Pfister, who was voted Africa’s Manager of the Year in 1992, has coached eight different national football teams in Africa, including the Ghanian team, which he led to FIFA U-17 World Cup glory in 1991 and the African Cup of Nations final in 1992.

Pfister, now 82, is arguably Germany’s most successful coaching export. But little is known about the driving force behind his earlier managerial duties across Africa from the 1970s through to the late 1990s.

Speaking with Omasports in Paris, Pfister’s son, Mike, revealed that it was all courtesy of a German sports development program target at developing countries in the 1970s.

“In the 70s, the Germans had a huge program – sports development program. So they’ll send athletic coaches, track and field coaches, handball coaches, basketball coaches, football coaches to developing countries as part of development programs,” Pfister’s son disclosed.

“They’ll do promotion of small and medium-sized enterprises and also sporting programs. And for that, they’ll recruit former coaches, who were willing to go and not only coach the national teams but also do organizational development for the federations.”

It was through that program that Otto Pfister came to Africa in 1972 for his first job with the Rwandan national team. Pfister served as technical director and national coach.
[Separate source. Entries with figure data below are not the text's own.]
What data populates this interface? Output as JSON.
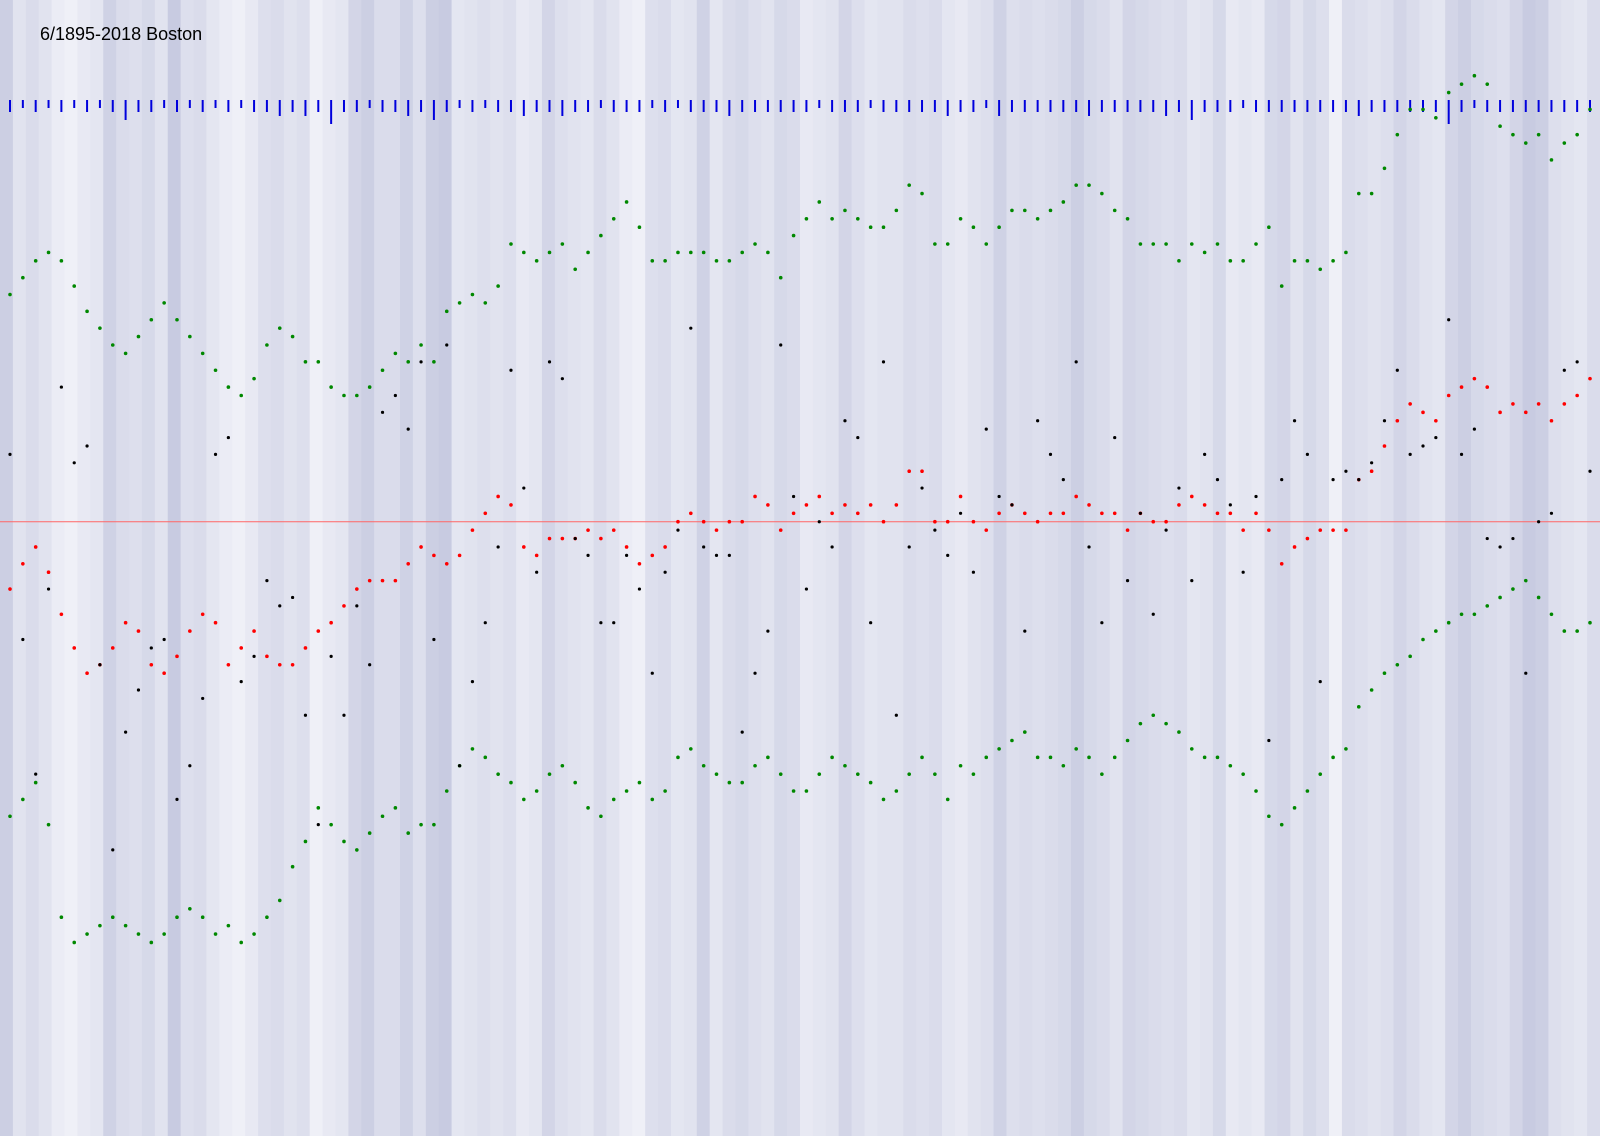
{
  "chart_data": {
    "type": "scatter",
    "title": "6/1895-2018   Boston",
    "x": {
      "start": 1895,
      "end": 2018
    },
    "stripe_intensity": [
      0.55,
      0.25,
      0.35,
      0.25,
      0.1,
      0.05,
      0.15,
      0.2,
      0.5,
      0.35,
      0.3,
      0.4,
      0.25,
      0.6,
      0.3,
      0.35,
      0.2,
      0.1,
      0.05,
      0.15,
      0.3,
      0.35,
      0.25,
      0.3,
      0.05,
      0.15,
      0.2,
      0.45,
      0.55,
      0.35,
      0.35,
      0.5,
      0.3,
      0.55,
      0.6,
      0.2,
      0.25,
      0.3,
      0.25,
      0.3,
      0.15,
      0.2,
      0.45,
      0.3,
      0.25,
      0.2,
      0.35,
      0.25,
      0.1,
      0.05,
      0.3,
      0.35,
      0.2,
      0.25,
      0.5,
      0.2,
      0.35,
      0.4,
      0.3,
      0.25,
      0.4,
      0.35,
      0.15,
      0.2,
      0.25,
      0.45,
      0.3,
      0.2,
      0.25,
      0.25,
      0.35,
      0.3,
      0.35,
      0.2,
      0.15,
      0.25,
      0.3,
      0.5,
      0.3,
      0.35,
      0.3,
      0.35,
      0.4,
      0.55,
      0.4,
      0.35,
      0.25,
      0.45,
      0.4,
      0.35,
      0.3,
      0.35,
      0.2,
      0.25,
      0.4,
      0.15,
      0.2,
      0.15,
      0.4,
      0.45,
      0.25,
      0.4,
      0.3,
      0.05,
      0.35,
      0.3,
      0.25,
      0.3,
      0.45,
      0.35,
      0.25,
      0.2,
      0.45,
      0.55,
      0.4,
      0.35,
      0.3,
      0.45,
      0.6,
      0.55,
      0.3,
      0.25,
      0.2,
      0.35
    ],
    "blue_ticks": [
      3,
      2,
      3,
      2,
      3,
      2,
      3,
      2,
      3,
      5,
      3,
      3,
      2,
      3,
      2,
      3,
      2,
      3,
      2,
      3,
      3,
      4,
      3,
      4,
      3,
      6,
      3,
      3,
      2,
      3,
      3,
      4,
      3,
      5,
      3,
      2,
      3,
      2,
      3,
      3,
      4,
      3,
      3,
      4,
      3,
      3,
      2,
      3,
      3,
      3,
      2,
      3,
      2,
      3,
      3,
      3,
      4,
      3,
      3,
      3,
      3,
      3,
      3,
      2,
      3,
      3,
      3,
      2,
      3,
      3,
      3,
      3,
      3,
      4,
      3,
      3,
      2,
      4,
      3,
      3,
      3,
      3,
      3,
      3,
      4,
      3,
      3,
      3,
      3,
      3,
      4,
      3,
      5,
      3,
      3,
      3,
      2,
      3,
      3,
      3,
      3,
      3,
      3,
      3,
      3,
      4,
      3,
      3,
      3,
      3,
      3,
      3,
      6,
      3,
      2,
      3,
      3,
      3,
      3,
      3,
      3,
      3,
      3,
      3
    ],
    "series": [
      {
        "color": "#008800",
        "values": [
          72.0,
          72.2,
          72.4,
          72.5,
          72.4,
          72.1,
          71.8,
          71.6,
          71.4,
          71.3,
          71.5,
          71.7,
          71.9,
          71.7,
          71.5,
          71.3,
          71.1,
          70.9,
          70.8,
          71.0,
          71.4,
          71.6,
          71.5,
          71.2,
          71.2,
          70.9,
          70.8,
          70.8,
          70.9,
          71.1,
          71.3,
          71.2,
          71.4,
          71.2,
          71.8,
          71.9,
          72.0,
          71.9,
          72.1,
          72.6,
          72.5,
          72.4,
          72.5,
          72.6,
          72.3,
          72.5,
          72.7,
          72.9,
          73.1,
          72.8,
          72.4,
          72.4,
          72.5,
          72.5,
          72.5,
          72.4,
          72.4,
          72.5,
          72.6,
          72.5,
          72.2,
          72.7,
          72.9,
          73.1,
          72.9,
          73.0,
          72.9,
          72.8,
          72.8,
          73.0,
          73.3,
          73.2,
          72.6,
          72.6,
          72.9,
          72.8,
          72.6,
          72.8,
          73.0,
          73.0,
          72.9,
          73.0,
          73.1,
          73.3,
          73.3,
          73.2,
          73.0,
          72.9,
          72.6,
          72.6,
          72.6,
          72.4,
          72.6,
          72.5,
          72.6,
          72.4,
          72.4,
          72.6,
          72.8,
          72.1,
          72.4,
          72.4,
          72.3,
          72.4,
          72.5,
          73.2,
          73.2,
          73.5,
          73.9,
          74.2,
          74.2,
          74.1,
          74.4,
          74.5,
          74.6,
          74.5,
          74.0,
          73.9,
          73.8,
          73.9,
          73.6,
          73.8,
          73.9,
          74.2
        ],
        "name": ""
      },
      {
        "color": "#ff0000",
        "values": [
          68.5,
          68.8,
          69.0,
          68.7,
          68.2,
          67.8,
          67.5,
          67.6,
          67.8,
          68.1,
          68.0,
          67.6,
          67.5,
          67.7,
          68.0,
          68.2,
          68.1,
          67.6,
          67.8,
          68.0,
          67.7,
          67.6,
          67.6,
          67.8,
          68.0,
          68.1,
          68.3,
          68.5,
          68.6,
          68.6,
          68.6,
          68.8,
          69.0,
          68.9,
          68.8,
          68.9,
          69.2,
          69.4,
          69.6,
          69.5,
          69.0,
          68.9,
          69.1,
          69.1,
          69.1,
          69.2,
          69.1,
          69.2,
          69.0,
          68.8,
          68.9,
          69.0,
          69.3,
          69.4,
          69.3,
          69.2,
          69.3,
          69.3,
          69.6,
          69.5,
          69.2,
          69.4,
          69.5,
          69.6,
          69.4,
          69.5,
          69.4,
          69.5,
          69.3,
          69.5,
          69.9,
          69.9,
          69.3,
          69.3,
          69.6,
          69.3,
          69.2,
          69.4,
          69.5,
          69.4,
          69.3,
          69.4,
          69.4,
          69.6,
          69.5,
          69.4,
          69.4,
          69.2,
          69.4,
          69.3,
          69.3,
          69.5,
          69.6,
          69.5,
          69.4,
          69.4,
          69.2,
          69.4,
          69.2,
          68.8,
          69.0,
          69.1,
          69.2,
          69.2,
          69.2,
          69.8,
          69.9,
          70.2,
          70.5,
          70.7,
          70.6,
          70.5,
          70.8,
          70.9,
          71.0,
          70.9,
          70.6,
          70.7,
          70.6,
          70.7,
          70.5,
          70.7,
          70.8,
          71.0
        ],
        "name": ""
      },
      {
        "color": "#008800",
        "values": [
          65.8,
          66.0,
          66.2,
          65.7,
          64.6,
          64.3,
          64.4,
          64.5,
          64.6,
          64.5,
          64.4,
          64.3,
          64.4,
          64.6,
          64.7,
          64.6,
          64.4,
          64.5,
          64.3,
          64.4,
          64.6,
          64.8,
          65.2,
          65.5,
          65.9,
          65.7,
          65.5,
          65.4,
          65.6,
          65.8,
          65.9,
          65.6,
          65.7,
          65.7,
          66.1,
          66.4,
          66.6,
          66.5,
          66.3,
          66.2,
          66.0,
          66.1,
          66.3,
          66.4,
          66.2,
          65.9,
          65.8,
          66.0,
          66.1,
          66.2,
          66.0,
          66.1,
          66.5,
          66.6,
          66.4,
          66.3,
          66.2,
          66.2,
          66.4,
          66.5,
          66.3,
          66.1,
          66.1,
          66.3,
          66.5,
          66.4,
          66.3,
          66.2,
          66.0,
          66.1,
          66.3,
          66.5,
          66.3,
          66.0,
          66.4,
          66.3,
          66.5,
          66.6,
          66.7,
          66.8,
          66.5,
          66.5,
          66.4,
          66.6,
          66.5,
          66.3,
          66.5,
          66.7,
          66.9,
          67.0,
          66.9,
          66.8,
          66.6,
          66.5,
          66.5,
          66.4,
          66.3,
          66.1,
          65.8,
          65.7,
          65.9,
          66.1,
          66.3,
          66.5,
          66.6,
          67.1,
          67.3,
          67.5,
          67.6,
          67.7,
          67.9,
          68.0,
          68.1,
          68.2,
          68.2,
          68.3,
          68.4,
          68.5,
          68.6,
          68.4,
          68.2,
          68.0,
          68.0,
          68.1
        ],
        "name": ""
      },
      {
        "color": "#000000",
        "values": [
          70.1,
          67.9,
          66.3,
          68.5,
          70.9,
          70.0,
          70.2,
          67.6,
          65.4,
          66.8,
          67.3,
          67.8,
          67.9,
          66.0,
          66.4,
          67.2,
          70.1,
          70.3,
          67.4,
          67.7,
          68.6,
          68.3,
          68.4,
          67.0,
          65.7,
          67.7,
          67.0,
          68.3,
          67.6,
          70.6,
          70.8,
          70.4,
          71.2,
          67.9,
          71.4,
          66.4,
          67.4,
          68.1,
          69.0,
          71.1,
          69.7,
          68.7,
          71.2,
          71.0,
          69.1,
          68.9,
          68.1,
          68.1,
          68.9,
          68.5,
          67.5,
          68.7,
          69.2,
          71.6,
          69.0,
          68.9,
          68.9,
          66.8,
          67.5,
          68.0,
          71.4,
          69.6,
          68.5,
          69.3,
          69.0,
          70.5,
          70.3,
          68.1,
          71.2,
          67.0,
          69.0,
          69.7,
          69.2,
          68.9,
          69.4,
          68.7,
          70.4,
          69.6,
          69.5,
          68.0,
          70.5,
          70.1,
          69.8,
          71.2,
          69.0,
          68.1,
          70.3,
          68.6,
          69.4,
          68.2,
          69.2,
          69.7,
          68.6,
          70.1,
          69.8,
          69.5,
          68.7,
          69.6,
          66.7,
          69.8,
          70.5,
          70.1,
          67.4,
          69.8,
          69.9,
          69.8,
          70.0,
          70.5,
          71.1,
          70.1,
          70.2,
          70.3,
          71.7,
          70.1,
          70.4,
          69.1,
          69.0,
          69.1,
          67.5,
          69.3,
          69.4,
          71.1,
          71.2,
          69.9
        ]
      }
    ],
    "reference_line": {
      "value": 69.3,
      "color": "#ff6666"
    },
    "ylim": [
      62.0,
      75.5
    ],
    "grid": false,
    "legend": "none"
  }
}
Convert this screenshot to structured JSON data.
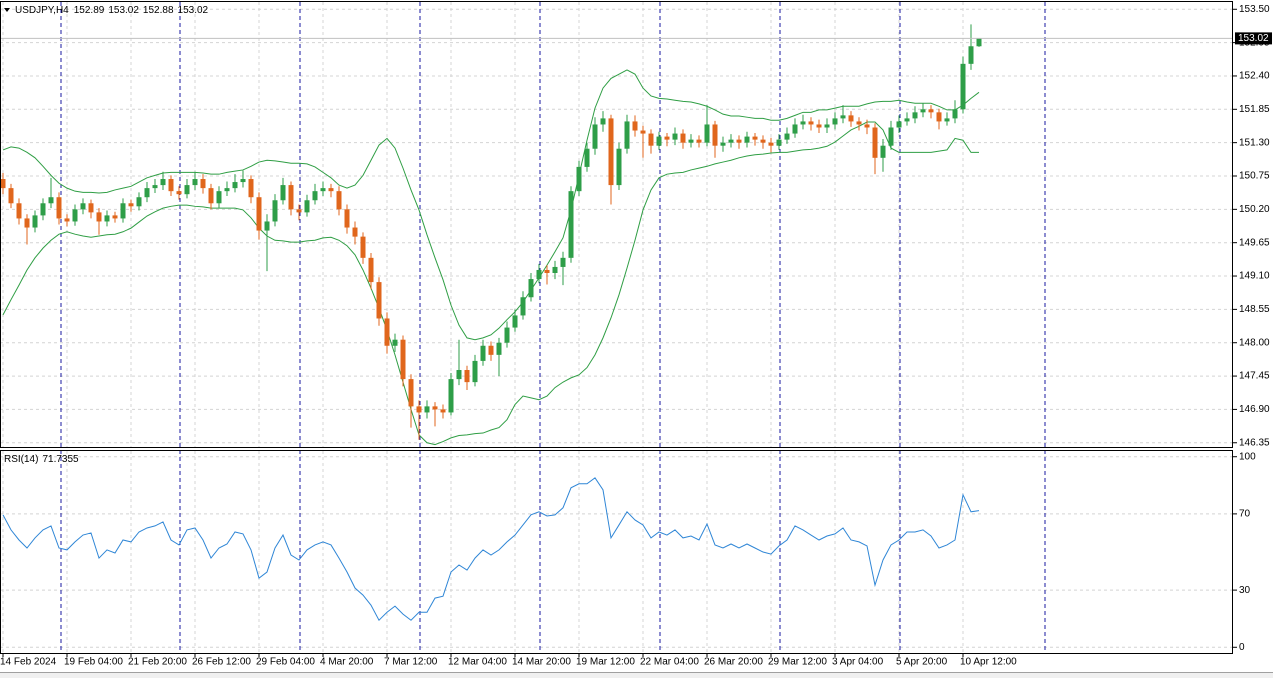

He trained players as well as coaches.

“He was an instructor,” the son said. “Under the terms of reference, his contract was with the German government. He had to provide capacity building.”

From his first managerial stint with Rwanda in 1972 until 1997 when he was coach of Bangladesh, Pfister’s contract was with the German government.

During the 25-year period, Pfister coached Rwanda, Upper Volta (today’s Burkina Faso), Senegal, Ivory Coast, Zaire (today’s DR Congo), and Ghana in Africa.

However, his son revealed that in 1997, he [Pfister] got an offer from Saudi Arabia, and quit his job with the German government.

Although before then the German unification came – in 1990. “So they started merging budgets and there was less money for this kind of things [sports development program for developing countries].”

“[After his job with Bangladesh in 1997] he [Pfister] went to Saudi Arabia. From there, it was private,” Mark said.

Pfister most recently coached the Afghanistan national football team from 2017 to 2018.